Sir, Gillian Tett provides an excellent analysis of the wishful thinking that seems to dominate US economic policy today (“Trump tested as hard economic data spell trouble”, April 21). The “sugar highs” she identifies in sentiment readings are probably as reliable as polling results in today’s febrile environment.
The underlying cause of both phenomena goes back to 2001, when the oldest baby boomers began to leave the “wealth creator” 25-54 cohort that drives consumer spending. As the Bureau of Labor Statistics confirmed again last week in its annual Consumer Expenditure Survey, spending nearly halves by the age of 75 versus the wealth creators’ peak of $70,000. Consumer spending is more than two-thirds of the economy, and so the vast size of the boomer generation made it inevitable that growth would then start to slow.
Unfortunately, policymakers failed to update their economic models to recognise the growing influence of demographics.
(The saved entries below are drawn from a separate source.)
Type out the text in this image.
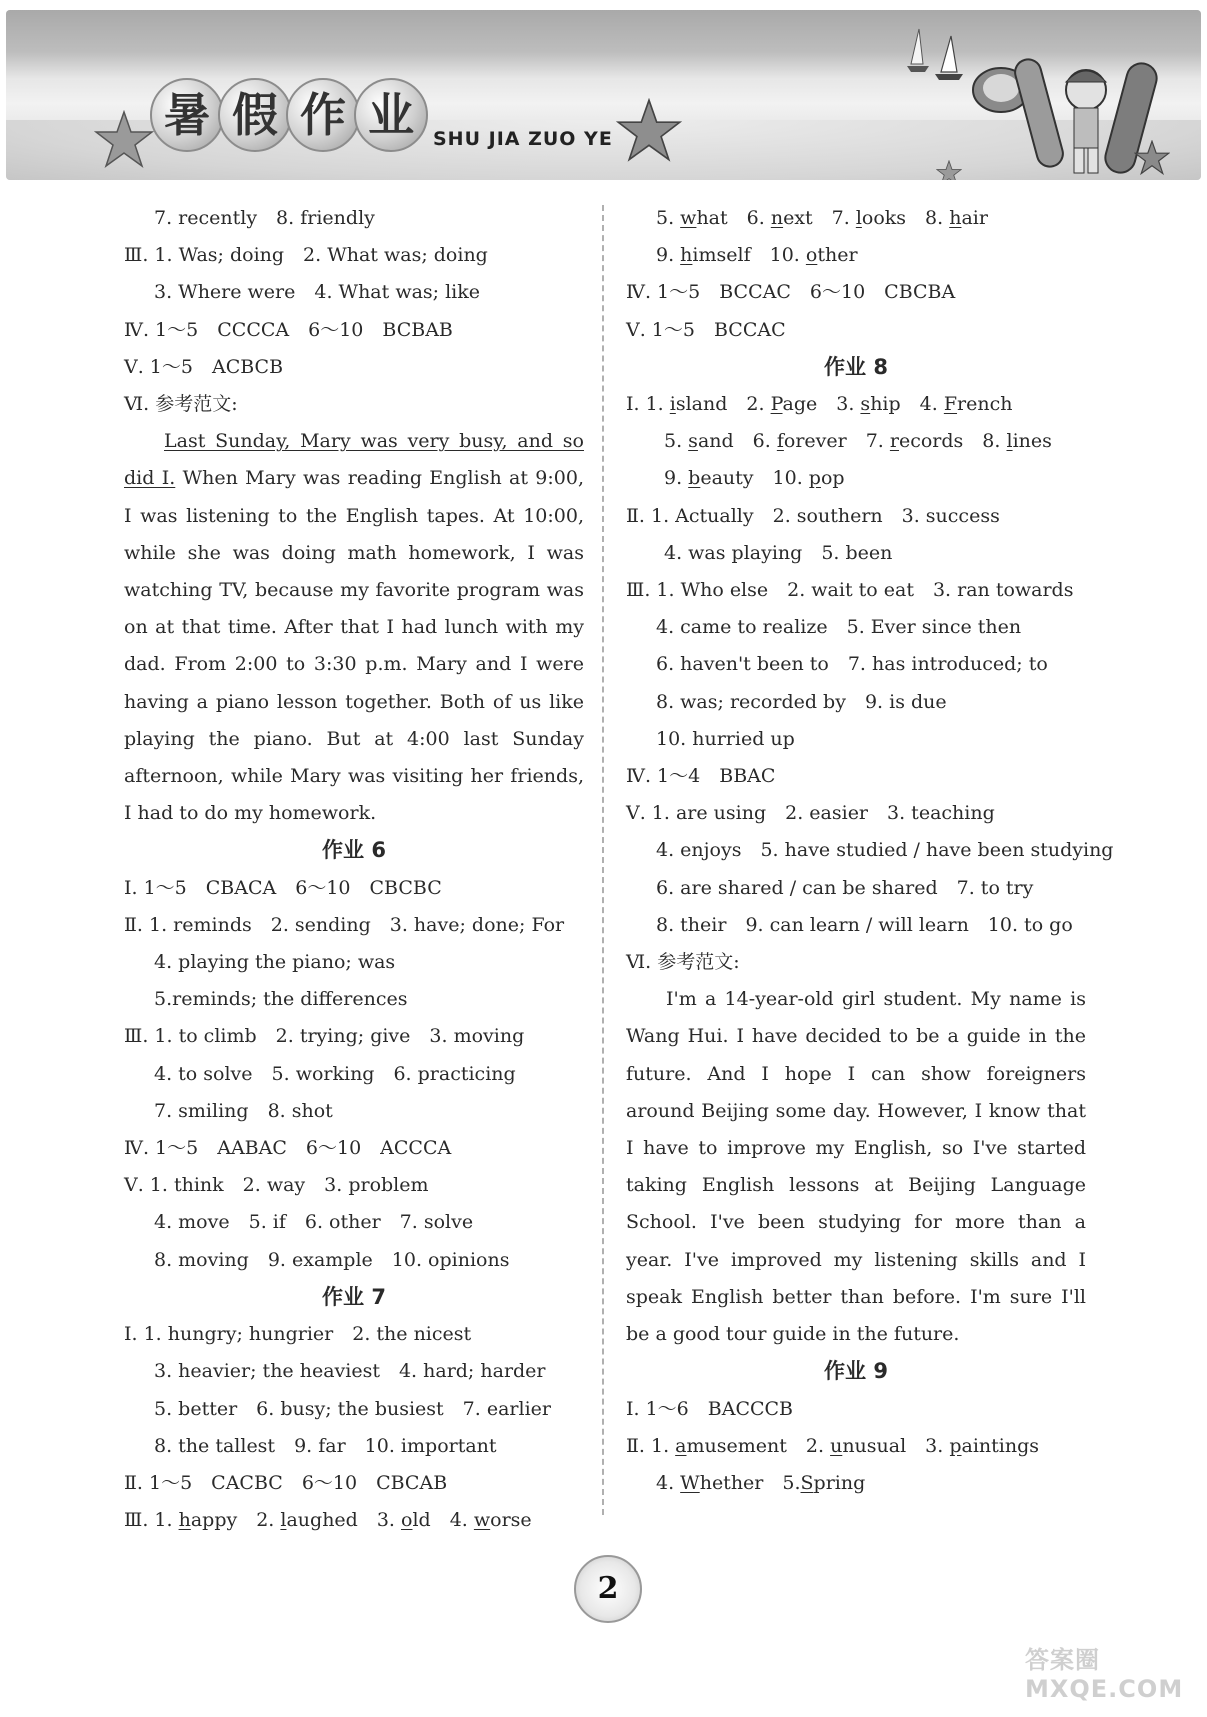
暑 假 作 业	SHU JIA ZUO YE
7. recently　8. friendly
Ⅲ. 1. Was; doing　2. What was; doing
3. Where were　4. What was; like
Ⅳ. 1～5　CCCCA　6～10　BCBAB
Ⅴ. 1～5　ACBCB
Ⅵ. 参考范文:
Last Sunday, Mary was very busy, and so did I. When Mary was reading English at 9:00, I was listening to the English tapes. At 10:00, while she was doing math homework, I was watching TV, because my favorite program was on at that time. After that I had lunch with my dad. From 2:00 to 3:30 p.m. Mary and I were having a piano lesson together. Both of us like playing the piano. But at 4:00 last Sunday afternoon, while Mary was visiting her friends, I had to do my homework.
作业 6
Ⅰ. 1～5　CBACA　6～10　CBCBC
Ⅱ. 1. reminds　2. sending　3. have; done; For
4. playing the piano; was
5.reminds; the differences
Ⅲ. 1. to climb　2. trying; give　3. moving
4. to solve　5. working　6. practicing
7. smiling　8. shot
Ⅳ. 1～5　AABAC　6～10　ACCCA
Ⅴ. 1. think　2. way　3. problem
4. move　5. if　6. other　7. solve
8. moving　9. example　10. opinions
作业 7
Ⅰ. 1. hungry; hungrier　2. the nicest
3. heavier; the heaviest　4. hard; harder
5. better　6. busy; the busiest　7. earlier
8. the tallest　9. far　10. important
Ⅱ. 1～5　CACBC　6～10　CBCAB
Ⅲ. 1. happy　2. laughed　3. old　4. worse
5. what　6. next　7. looks　8. hair
9. himself　10. other
Ⅳ. 1～5　BCCAC　6～10　CBCBA
Ⅴ. 1～5　BCCAC
作业 8
Ⅰ. 1. island　2. Page　3. ship　4. French
5. sand　6. forever　7. records　8. lines
9. beauty　10. pop
Ⅱ. 1. Actually　2. southern　3. success
4. was playing　5. been
Ⅲ. 1. Who else　2. wait to eat　3. ran towards
4. came to realize　5. Ever since then
6. haven't been to　7. has introduced; to
8. was; recorded by　9. is due
10. hurried up
Ⅳ. 1～4　BBAC
Ⅴ. 1. are using　2. easier　3. teaching
4. enjoys　5. have studied / have been studying
6. are shared / can be shared　7. to try
8. their　9. can learn / will learn　10. to go
Ⅵ. 参考范文:
I'm a 14-year-old girl student. My name is Wang Hui. I have decided to be a guide in the future. And I hope I can show foreigners around Beijing some day. However, I know that I have to improve my English, so I've started taking English lessons at Beijing Language School. I've been studying for more than a year. I've improved my listening skills and I speak English better than before. I'm sure I'll be a good tour guide in the future.
作业 9
Ⅰ. 1～6　BACCCB
Ⅱ. 1. amusement　2. unusual　3. paintings
4. Whether　5.Spring
2
答案圈 MXQE.COM
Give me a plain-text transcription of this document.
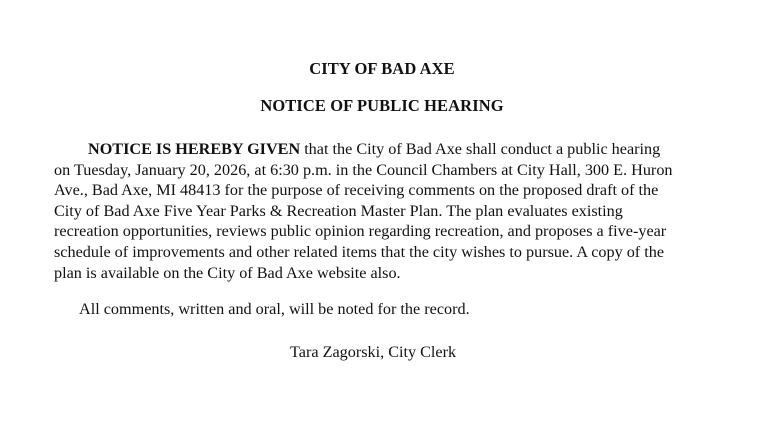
CITY OF BAD AXE
NOTICE OF PUBLIC HEARING
NOTICE IS HEREBY GIVEN that the City of Bad Axe shall conduct a public hearing
on Tuesday, January 20, 2026, at 6:30 p.m. in the Council Chambers at City Hall, 300 E. Huron
Ave., Bad Axe, MI 48413 for the purpose of receiving comments on the proposed draft of the
City of Bad Axe Five Year Parks & Recreation Master Plan. The plan evaluates existing
recreation opportunities, reviews public opinion regarding recreation, and proposes a five-year
schedule of improvements and other related items that the city wishes to pursue. A copy of the
plan is available on the City of Bad Axe website also.
All comments, written and oral, will be noted for the record.
Tara Zagorski, City Clerk
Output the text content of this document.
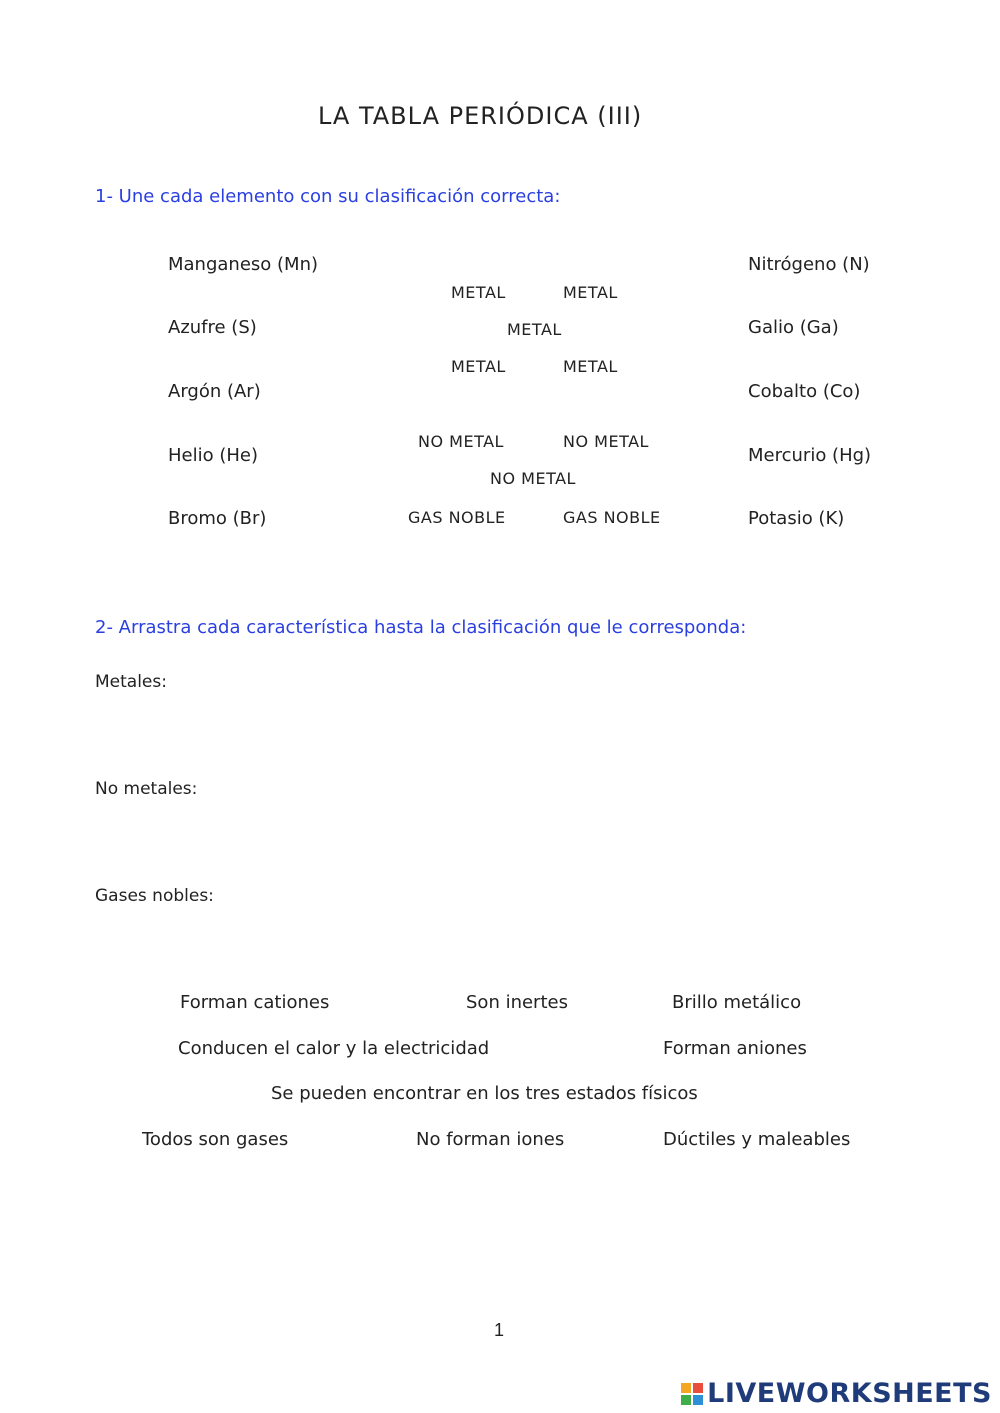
LA TABLA PERIÓDICA (III)
1- Une cada elemento con su clasificación correcta:
Manganeso (Mn)
Azufre (S)
Argón (Ar)
Helio (He)
Bromo (Br)
Nitrógeno (N)
Galio (Ga)
Cobalto (Co)
Mercurio (Hg)
Potasio (K)
METAL	METAL
METAL
METAL	METAL
NO METAL	NO METAL
NO METAL
GAS NOBLE	GAS NOBLE
2- Arrastra cada característica hasta la clasificación que le corresponda:
Metales:
No metales:
Gases nobles:
Forman cationes	Son inertes	Brillo metálico
Conducen el calor y la electricidad	Forman aniones
Se pueden encontrar en los tres estados físicos
Todos son gases	No forman iones	Dúctiles y maleables
1
LIVEWORKSHEETS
Instead, they chose to assume that stimulus programmes, initially via the subprime experiment and then via quantitative easing, could replace this lost spending power. But they cannot print babies and the result has been a major increase in the debt burden, as growth and inflation failed to respond in the way predicted by their models.
It is therefore disappointing that President Donald Trump is hoping to launch a third wave of stimulus, this time via tax cuts. Today is not 1986, when the average boomer was 31 and President Ronald Reagan’s cuts reinforced his “Morning in America” campaign theme. The average boomer is now 62, and the US urgently needs new models and policies to reflect this critical fact.